O hasłach maskowanych

Hasła są umiarkowanie bezpieczną metodą uwierzytelnienia użytkownika. Nie chodzi tu nawet o fakt, iż znaczna część populacji wybiera hasła słabe. Hasło może zostać podsłuchane lub podpatrzone. Podsłuchane za nawet nie tyle za pomocą sniffera w trakcie, gdy hasło przesyłane jest przez sieć, ale przez keylogger (lub ogólniej – malware) w trakcie jego wpisywania. Podpatrzone przez osobę, która niewinne stoi akurat za plecami i spogląda niewinnie gdzieś w dal...

Palący problem...

Haseł nie można jednak skutecznie zastąpić inną metodą uwierzytelnienia. W niewielkiej skali oczywiście jest to możliwe, ale oczekiwanie, że 100%25 użytkowników bankowości elektronicznej zacznie używać na przykład podpisu elektronicznego z kluczem prywatnym umieszczonym na karcie kryptograficznej, to czysta naiwność. Z tego powodu “zwykłe hasła” zostały nieco ulepszone. Chodzi mi o hasła “maskowane”. Zasada jest prosta, użytkownik musi podać jedynie kilka znaków z hasła, o które prosi system. Atakujący nie może wykorzystać zdobytej (podsłuchanej lub podpatrzonej) części hasła do uwierzytelnienia się do systemu. Jest to prawda wyłącznie wtedy, gdy atakujący nie ma możliwości podsłuchania większej ilości prób logowania. I tu pojawia się bardzo ciekawe pytanie – ilu?

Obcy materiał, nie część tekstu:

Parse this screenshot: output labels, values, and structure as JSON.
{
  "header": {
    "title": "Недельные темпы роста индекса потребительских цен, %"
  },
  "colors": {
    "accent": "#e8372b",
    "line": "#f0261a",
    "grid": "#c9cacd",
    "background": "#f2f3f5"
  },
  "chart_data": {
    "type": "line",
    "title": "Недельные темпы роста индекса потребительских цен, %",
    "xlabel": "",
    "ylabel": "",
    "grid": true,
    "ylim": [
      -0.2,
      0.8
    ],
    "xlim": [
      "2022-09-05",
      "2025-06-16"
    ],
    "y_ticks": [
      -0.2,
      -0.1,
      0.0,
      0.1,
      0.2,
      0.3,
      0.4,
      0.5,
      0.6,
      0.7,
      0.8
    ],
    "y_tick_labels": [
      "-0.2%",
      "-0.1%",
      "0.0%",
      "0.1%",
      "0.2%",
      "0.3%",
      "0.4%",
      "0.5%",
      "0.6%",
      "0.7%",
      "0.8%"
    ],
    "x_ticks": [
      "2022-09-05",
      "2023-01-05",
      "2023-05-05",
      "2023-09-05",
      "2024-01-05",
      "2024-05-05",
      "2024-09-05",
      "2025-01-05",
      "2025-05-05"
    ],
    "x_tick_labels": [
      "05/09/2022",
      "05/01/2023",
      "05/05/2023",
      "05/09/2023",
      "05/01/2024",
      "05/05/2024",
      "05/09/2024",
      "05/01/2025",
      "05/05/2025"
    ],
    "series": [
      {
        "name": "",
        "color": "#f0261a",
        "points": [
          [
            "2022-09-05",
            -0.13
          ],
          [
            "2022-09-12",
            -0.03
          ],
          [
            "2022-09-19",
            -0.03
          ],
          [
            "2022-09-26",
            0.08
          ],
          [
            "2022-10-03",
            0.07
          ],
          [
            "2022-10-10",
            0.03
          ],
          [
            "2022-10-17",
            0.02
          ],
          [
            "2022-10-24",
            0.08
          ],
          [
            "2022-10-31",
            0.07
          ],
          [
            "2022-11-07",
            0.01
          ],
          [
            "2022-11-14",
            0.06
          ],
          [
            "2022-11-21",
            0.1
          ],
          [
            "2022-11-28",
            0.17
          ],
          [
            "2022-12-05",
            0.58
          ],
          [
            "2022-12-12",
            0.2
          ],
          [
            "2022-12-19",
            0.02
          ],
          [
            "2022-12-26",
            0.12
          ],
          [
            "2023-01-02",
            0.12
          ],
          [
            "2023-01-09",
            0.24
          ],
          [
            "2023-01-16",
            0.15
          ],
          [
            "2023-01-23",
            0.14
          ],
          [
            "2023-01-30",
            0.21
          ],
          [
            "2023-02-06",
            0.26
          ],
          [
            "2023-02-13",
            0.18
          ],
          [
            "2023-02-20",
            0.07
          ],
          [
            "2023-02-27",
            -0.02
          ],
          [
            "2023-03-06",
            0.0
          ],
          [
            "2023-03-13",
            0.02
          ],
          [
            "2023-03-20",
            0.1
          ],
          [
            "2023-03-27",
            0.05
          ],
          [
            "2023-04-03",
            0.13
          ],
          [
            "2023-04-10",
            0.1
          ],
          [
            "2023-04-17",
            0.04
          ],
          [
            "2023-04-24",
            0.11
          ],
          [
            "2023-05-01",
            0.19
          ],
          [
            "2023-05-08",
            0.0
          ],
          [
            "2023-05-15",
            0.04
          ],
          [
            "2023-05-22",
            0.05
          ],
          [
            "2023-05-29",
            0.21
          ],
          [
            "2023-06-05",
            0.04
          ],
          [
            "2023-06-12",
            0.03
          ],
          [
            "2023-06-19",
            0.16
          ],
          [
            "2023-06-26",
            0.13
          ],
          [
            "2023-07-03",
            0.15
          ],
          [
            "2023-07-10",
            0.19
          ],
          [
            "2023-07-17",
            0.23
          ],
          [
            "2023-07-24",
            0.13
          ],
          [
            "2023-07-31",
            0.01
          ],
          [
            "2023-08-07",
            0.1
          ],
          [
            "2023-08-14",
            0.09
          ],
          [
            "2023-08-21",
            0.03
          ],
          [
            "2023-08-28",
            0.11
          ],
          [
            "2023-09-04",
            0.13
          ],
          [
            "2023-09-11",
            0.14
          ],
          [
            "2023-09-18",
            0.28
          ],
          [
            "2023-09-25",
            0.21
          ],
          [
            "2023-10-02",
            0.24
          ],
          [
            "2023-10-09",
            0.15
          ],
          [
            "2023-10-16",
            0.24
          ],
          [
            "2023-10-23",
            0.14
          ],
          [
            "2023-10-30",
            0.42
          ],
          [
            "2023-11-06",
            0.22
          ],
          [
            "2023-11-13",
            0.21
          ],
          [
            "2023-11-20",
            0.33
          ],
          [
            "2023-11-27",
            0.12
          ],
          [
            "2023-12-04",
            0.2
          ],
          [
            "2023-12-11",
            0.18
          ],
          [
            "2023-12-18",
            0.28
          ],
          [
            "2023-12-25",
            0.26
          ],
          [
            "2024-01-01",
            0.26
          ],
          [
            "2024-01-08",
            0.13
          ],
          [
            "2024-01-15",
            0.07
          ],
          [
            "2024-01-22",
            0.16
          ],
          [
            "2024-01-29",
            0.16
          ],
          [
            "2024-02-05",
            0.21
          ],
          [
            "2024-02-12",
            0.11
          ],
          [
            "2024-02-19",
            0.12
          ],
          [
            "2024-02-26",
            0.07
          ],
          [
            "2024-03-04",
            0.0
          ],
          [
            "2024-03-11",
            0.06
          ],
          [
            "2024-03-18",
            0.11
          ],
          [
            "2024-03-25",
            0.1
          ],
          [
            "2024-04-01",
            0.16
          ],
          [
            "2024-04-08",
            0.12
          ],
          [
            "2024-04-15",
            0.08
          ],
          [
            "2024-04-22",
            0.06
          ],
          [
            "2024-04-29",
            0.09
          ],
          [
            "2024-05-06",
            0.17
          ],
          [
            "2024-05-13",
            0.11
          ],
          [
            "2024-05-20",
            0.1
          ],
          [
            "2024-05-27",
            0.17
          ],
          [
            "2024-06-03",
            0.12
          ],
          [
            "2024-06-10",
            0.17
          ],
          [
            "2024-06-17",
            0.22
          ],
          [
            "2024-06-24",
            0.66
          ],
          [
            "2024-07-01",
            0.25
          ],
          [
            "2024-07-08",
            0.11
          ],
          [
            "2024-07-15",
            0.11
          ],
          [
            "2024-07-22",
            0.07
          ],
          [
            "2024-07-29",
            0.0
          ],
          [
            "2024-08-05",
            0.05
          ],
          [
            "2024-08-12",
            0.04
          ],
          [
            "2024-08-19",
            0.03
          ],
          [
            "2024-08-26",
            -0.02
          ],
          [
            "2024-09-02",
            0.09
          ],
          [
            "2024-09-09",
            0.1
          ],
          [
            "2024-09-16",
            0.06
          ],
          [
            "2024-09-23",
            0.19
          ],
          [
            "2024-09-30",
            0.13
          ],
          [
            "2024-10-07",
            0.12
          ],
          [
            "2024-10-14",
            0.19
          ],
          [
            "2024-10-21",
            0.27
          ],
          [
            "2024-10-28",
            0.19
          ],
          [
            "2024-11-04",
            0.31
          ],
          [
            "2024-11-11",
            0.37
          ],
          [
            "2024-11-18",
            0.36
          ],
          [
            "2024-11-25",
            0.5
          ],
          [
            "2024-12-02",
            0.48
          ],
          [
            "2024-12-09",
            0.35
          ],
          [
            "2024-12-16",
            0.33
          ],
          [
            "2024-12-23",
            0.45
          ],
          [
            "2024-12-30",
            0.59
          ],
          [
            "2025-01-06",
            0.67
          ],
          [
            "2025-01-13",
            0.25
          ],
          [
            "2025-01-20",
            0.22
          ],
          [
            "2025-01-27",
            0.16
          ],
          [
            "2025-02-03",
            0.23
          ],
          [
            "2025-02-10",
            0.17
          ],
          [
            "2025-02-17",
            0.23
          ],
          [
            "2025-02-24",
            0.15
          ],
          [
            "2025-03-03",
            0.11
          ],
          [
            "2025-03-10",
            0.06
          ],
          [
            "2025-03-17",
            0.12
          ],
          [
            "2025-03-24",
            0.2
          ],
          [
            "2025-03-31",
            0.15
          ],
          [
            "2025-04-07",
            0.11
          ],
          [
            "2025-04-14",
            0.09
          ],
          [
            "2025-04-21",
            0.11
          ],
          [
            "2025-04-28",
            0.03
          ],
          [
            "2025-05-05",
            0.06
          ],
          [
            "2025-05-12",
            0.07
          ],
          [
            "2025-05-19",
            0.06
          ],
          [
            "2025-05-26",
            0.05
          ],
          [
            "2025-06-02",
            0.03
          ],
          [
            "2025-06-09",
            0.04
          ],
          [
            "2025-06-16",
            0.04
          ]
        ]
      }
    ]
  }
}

...jak się do tego zabrać...

Pierwsze podejście do rozwiązania tematu przy pomocy narzędzi matematycznych nieco mnie przerosło. Zresztą nie chodzi o wskazanie wzoru, lecz raczej o określenie rzędu wielkości. W takich przypadkach świetnie się sprawdza statystyka. W związku z tym napisałem mały skrypt, który wykonuje następujące operacje:

Jest to bardzo, bardzo uproszczony model, ale na początek wystarcza. Dodatkowo przyjąłem, że długość hasła użytkownika zamyka się w zakresie od 8 do 16 znaków, natomiast sprawdzane wartości długości maski (ilość koniecznych do podania znaków z hasła) to wartości 4, 5, 6 i 7.

...wyniki...

Jak wyglądają (przykładowe) wyniki pokazałem niżej. Przypominam, że są one rezultatem prostego eksperymentu opartego w znacznym stopniu na funkcji random i mogą nie odpowiadać teorii. Dla przykładu choć przy 4 znakowej masce teoretycznie wystarczą 3 próby do poznania pełnego hasła, to częściej wymagane są jednak 4 próby. W przypadku 8 znaków hasła i 4 znaków maski ta sama wartość wynikająca z eksperymentu odpowiada wartości teoretycznej i wynosi 2.

Co oznaczają poszczególne wartości? Dla każdego przypadku przeprowadzone zostało 1000 prób. Wynikiem każdej próby jest numer kroku, w którym poznane zostało pełne hasło. Wartość średnia to po prostu średnia arytmetyczna. Ile zwykle było potrzebnych prób oznacza po ilu krokach najczęściej pełne hasło zostało poznane. Wartość minimalna i maksymalna oznacza najlepszy i najgorszy przypadek, czyli minimalną i maksymalną ilość prób potrzebną do poznania pełnego hasła.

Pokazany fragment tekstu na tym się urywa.